2015.1.8 21:57
7日、商品への異物混入で会見する、日本マクドナルドホールディングスの青木岳彦上席執行役員(右)と日本マクドナルドの菱沼秀仁上席執行役員=東京都内のホテル【拡大】
日本マクドナルドのチキンナゲットへのビニール片混入など相次ぐ食品への異物混入問題を受け、外食、メーカー、小売りなど食品を取り扱う各社が、混入事実の情報開示や自主回収の基準引き下げを検討している。これまで自社で基準を設け対応してきたが、一連の問題ではインターネットなどで消費者が公表する場合も多く、会社基準を理由にした非開示が「不都合な情報を隠している」と受けとられる懸念が強まっているからだ。
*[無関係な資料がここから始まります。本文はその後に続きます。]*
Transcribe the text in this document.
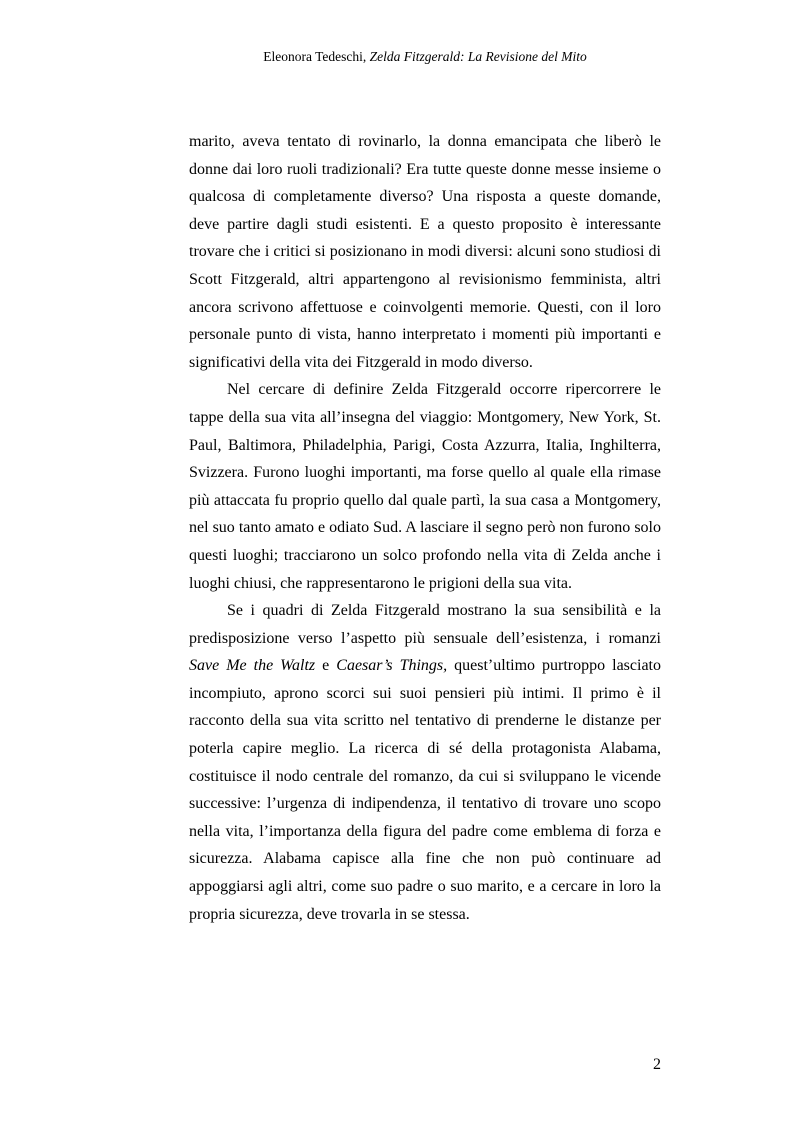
Eleonora Tedeschi, Zelda Fitzgerald: La Revisione del Mito

marito, aveva tentato di rovinarlo, la donna emancipata che liberò le donne dai loro ruoli tradizionali? Era tutte queste donne messe insieme o qualcosa di completamente diverso? Una risposta a queste domande, deve partire dagli studi esistenti. E a questo proposito è interessante trovare che i critici si posizionano in modi diversi: alcuni sono studiosi di Scott Fitzgerald, altri appartengono al revisionismo femminista, altri ancora scrivono affettuose e coinvolgenti memorie. Questi, con il loro personale punto di vista, hanno interpretato i momenti più importanti e significativi della vita dei Fitzgerald in modo diverso.

Nel cercare di definire Zelda Fitzgerald occorre ripercorrere le tappe della sua vita all’insegna del viaggio: Montgomery, New York, St. Paul, Baltimora, Philadelphia, Parigi, Costa Azzurra, Italia, Inghilterra, Svizzera. Furono luoghi importanti, ma forse quello al quale ella rimase più attaccata fu proprio quello dal quale partì, la sua casa a Montgomery, nel suo tanto amato e odiato Sud. A lasciare il segno però non furono solo questi luoghi; tracciarono un solco profondo nella vita di Zelda anche i luoghi chiusi, che rappresentarono le prigioni della sua vita.

Se i quadri di Zelda Fitzgerald mostrano la sua sensibilità e la predisposizione verso l’aspetto più sensuale dell’esistenza, i romanzi Save Me the Waltz e Caesar’s Things, quest’ultimo purtroppo lasciato incompiuto, aprono scorci sui suoi pensieri più intimi. Il primo è il racconto della sua vita scritto nel tentativo di prenderne le distanze per poterla capire meglio. La ricerca di sé della protagonista Alabama, costituisce il nodo centrale del romanzo, da cui si sviluppano le vicende successive: l’urgenza di indipendenza, il tentativo di trovare uno scopo nella vita, l’importanza della figura del padre come emblema di forza e sicurezza. Alabama capisce alla fine che non può continuare ad appoggiarsi agli altri, come suo padre o suo marito, e a cercare in loro la propria sicurezza, deve trovarla in se stessa.

2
ただ、どこまで基準を引き下げるべきかの明確な指針はなく、各社は試行錯誤を迫られている。
食品メーカーなどでは、異物混入が発生し、お客さま相談室などに通告が入ると、品質管理部門や経営幹部に事態を報告する。ただ、その事実を開示するかは、混入の原因が会社側にあると明確な場合や、健康被害が広がる懸念があるケースなど、細かく基準を決めている。
事実、日本マクドナルドの7日の記者会見で4件の異物混入が説明されたが、同社の基準では開示する事案ではなかったという。だが、報道によって問題が大きくなる中で、同社としても開示を余儀なくされた。
さらに、アサヒグループホールディングス(アサヒGHD)は8日、子会社のベビーフード大手の和光堂(東京)の離乳食にコオロギが混入していた問題で、ホームページなどに謝罪や事態の推移などを掲載すると同時に、自主回収を表明した。ただ、混入経路などは不明なままだ。担当者によれば「今までの基準ならば開示や自主回収はしないが、すでに報道されている以上、会社として対応が必要になった」と説明する。
こういった流れは、今後各社に波及しそうだ。ある流通大手の幹部は「原因がどこにあるのかわからないままでの自主回収など、過敏な対応は避けたいが、消費者の反応を考えると、いたしかたない面がある」と語り、今後、開示基準のあり方の検討に入る考えを示した。食の安全の問題は、消費者にとって切実な問題だけに、企業にとっては大きな経営課題であることは間違いない。